OTAN : Donald Trump menace de ne pas défendre les mauvais payeurs contre une attaque de la Russie

En campagne pour sa réélection, Donald Trump s'en prend une nouvelle fois à l’OTAN. Le candidat républicain a évoqué la possibilité, en cas d'attaque de la Russie, de ne plus défendre les pays de l'Alliance dont la contribution financière est insuffisante.
Article rédigé par France Info, Isabelle Labeyrie
Radio France
Publié Mis à jour
Temps de lecture : 2 min
Donald Trump, lors d'un meeting en Caroline du Sud, le 10 février 2024. (RANDALL HILL / EPA)
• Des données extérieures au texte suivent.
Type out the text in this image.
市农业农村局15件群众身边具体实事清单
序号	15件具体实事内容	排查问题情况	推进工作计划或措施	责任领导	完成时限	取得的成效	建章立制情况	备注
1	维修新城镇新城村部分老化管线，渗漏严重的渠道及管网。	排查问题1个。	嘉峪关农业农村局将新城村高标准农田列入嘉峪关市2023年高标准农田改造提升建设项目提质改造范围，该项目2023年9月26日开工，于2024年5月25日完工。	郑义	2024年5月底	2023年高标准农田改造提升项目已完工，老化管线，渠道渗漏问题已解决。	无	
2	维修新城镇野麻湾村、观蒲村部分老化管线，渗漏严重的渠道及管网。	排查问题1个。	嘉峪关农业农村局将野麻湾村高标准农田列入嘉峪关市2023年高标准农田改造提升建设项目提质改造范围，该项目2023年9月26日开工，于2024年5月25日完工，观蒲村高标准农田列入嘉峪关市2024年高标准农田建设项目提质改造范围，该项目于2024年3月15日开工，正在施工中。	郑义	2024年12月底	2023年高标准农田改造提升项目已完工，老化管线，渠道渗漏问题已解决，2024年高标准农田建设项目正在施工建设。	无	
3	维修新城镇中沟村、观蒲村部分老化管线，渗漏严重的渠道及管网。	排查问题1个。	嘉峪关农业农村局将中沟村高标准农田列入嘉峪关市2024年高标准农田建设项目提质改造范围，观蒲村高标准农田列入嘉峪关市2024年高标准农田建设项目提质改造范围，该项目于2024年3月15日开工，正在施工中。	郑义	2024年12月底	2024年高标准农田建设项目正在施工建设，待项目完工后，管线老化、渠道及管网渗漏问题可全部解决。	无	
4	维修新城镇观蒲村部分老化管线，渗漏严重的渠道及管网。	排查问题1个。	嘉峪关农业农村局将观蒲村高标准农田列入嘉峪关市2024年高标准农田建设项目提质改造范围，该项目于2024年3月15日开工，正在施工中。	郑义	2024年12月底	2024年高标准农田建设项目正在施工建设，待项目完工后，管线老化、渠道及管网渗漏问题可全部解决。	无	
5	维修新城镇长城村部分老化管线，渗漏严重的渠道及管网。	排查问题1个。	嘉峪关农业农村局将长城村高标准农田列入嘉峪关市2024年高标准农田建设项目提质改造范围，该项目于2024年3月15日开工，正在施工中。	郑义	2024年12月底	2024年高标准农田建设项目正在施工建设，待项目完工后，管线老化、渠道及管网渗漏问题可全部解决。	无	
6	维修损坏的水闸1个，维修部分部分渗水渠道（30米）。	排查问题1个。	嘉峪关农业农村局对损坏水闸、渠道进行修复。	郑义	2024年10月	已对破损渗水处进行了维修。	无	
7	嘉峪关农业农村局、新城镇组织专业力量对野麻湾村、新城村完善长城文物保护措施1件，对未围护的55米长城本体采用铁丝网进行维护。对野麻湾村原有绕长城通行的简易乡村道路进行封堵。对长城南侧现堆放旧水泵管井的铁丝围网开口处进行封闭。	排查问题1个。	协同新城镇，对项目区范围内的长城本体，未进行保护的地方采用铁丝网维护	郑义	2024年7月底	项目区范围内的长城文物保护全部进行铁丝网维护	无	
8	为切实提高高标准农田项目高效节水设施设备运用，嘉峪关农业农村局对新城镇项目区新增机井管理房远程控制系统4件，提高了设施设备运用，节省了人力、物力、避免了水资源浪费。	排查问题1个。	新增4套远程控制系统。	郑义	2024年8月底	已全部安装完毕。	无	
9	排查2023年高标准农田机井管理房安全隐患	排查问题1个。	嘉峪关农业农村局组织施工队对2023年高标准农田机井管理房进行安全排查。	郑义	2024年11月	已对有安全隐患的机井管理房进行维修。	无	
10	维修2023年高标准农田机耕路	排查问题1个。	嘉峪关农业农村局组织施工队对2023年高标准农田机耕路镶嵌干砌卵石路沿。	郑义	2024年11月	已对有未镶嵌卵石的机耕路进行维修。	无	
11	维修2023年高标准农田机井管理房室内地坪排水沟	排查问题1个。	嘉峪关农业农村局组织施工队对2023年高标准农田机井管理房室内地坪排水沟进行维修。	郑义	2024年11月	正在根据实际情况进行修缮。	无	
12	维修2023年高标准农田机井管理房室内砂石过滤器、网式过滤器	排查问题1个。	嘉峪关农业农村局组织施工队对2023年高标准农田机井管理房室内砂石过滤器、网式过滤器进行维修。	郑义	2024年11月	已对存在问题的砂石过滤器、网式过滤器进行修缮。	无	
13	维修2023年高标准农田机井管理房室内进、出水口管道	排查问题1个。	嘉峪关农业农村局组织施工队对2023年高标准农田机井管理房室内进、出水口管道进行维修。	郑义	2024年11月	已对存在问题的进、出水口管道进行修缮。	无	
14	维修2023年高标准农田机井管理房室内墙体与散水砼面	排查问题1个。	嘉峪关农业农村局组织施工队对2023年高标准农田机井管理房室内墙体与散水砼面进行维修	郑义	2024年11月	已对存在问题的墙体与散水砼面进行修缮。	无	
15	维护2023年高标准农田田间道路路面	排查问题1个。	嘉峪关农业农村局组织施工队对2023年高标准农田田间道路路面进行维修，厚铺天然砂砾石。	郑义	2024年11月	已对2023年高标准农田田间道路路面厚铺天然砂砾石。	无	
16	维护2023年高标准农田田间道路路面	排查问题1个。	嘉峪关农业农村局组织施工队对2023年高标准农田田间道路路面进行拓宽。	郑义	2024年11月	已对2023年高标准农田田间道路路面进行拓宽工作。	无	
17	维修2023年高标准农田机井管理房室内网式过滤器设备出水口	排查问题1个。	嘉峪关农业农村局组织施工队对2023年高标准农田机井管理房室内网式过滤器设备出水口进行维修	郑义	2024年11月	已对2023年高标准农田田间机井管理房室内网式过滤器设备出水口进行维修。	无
Le président américain Joe Biden dénonce des propos "affligeants et dangereux". C'était samedi 10 février, dans un meeting de campagne en Caroline du Sud. Comme souvent, Donald Trump rapporte, au style direct, l'échange qu'il aurait eu avec un dirigeant d'un pays membre de l'OTAN lorsqu'il était président. "Ce dirigeant m'a demandé : si on ne paye pas, mais que nous sommes attaqués par la Russie, est-ce que vous nous défendrez ? J'ai répondu : non, je ne vous protégerai pas. En fait, je les encouragerais à faire ce qu'ils veulent. Il faut d'abord payer, payer vos factures... Et là, l'argent s'est mis à couler à flots !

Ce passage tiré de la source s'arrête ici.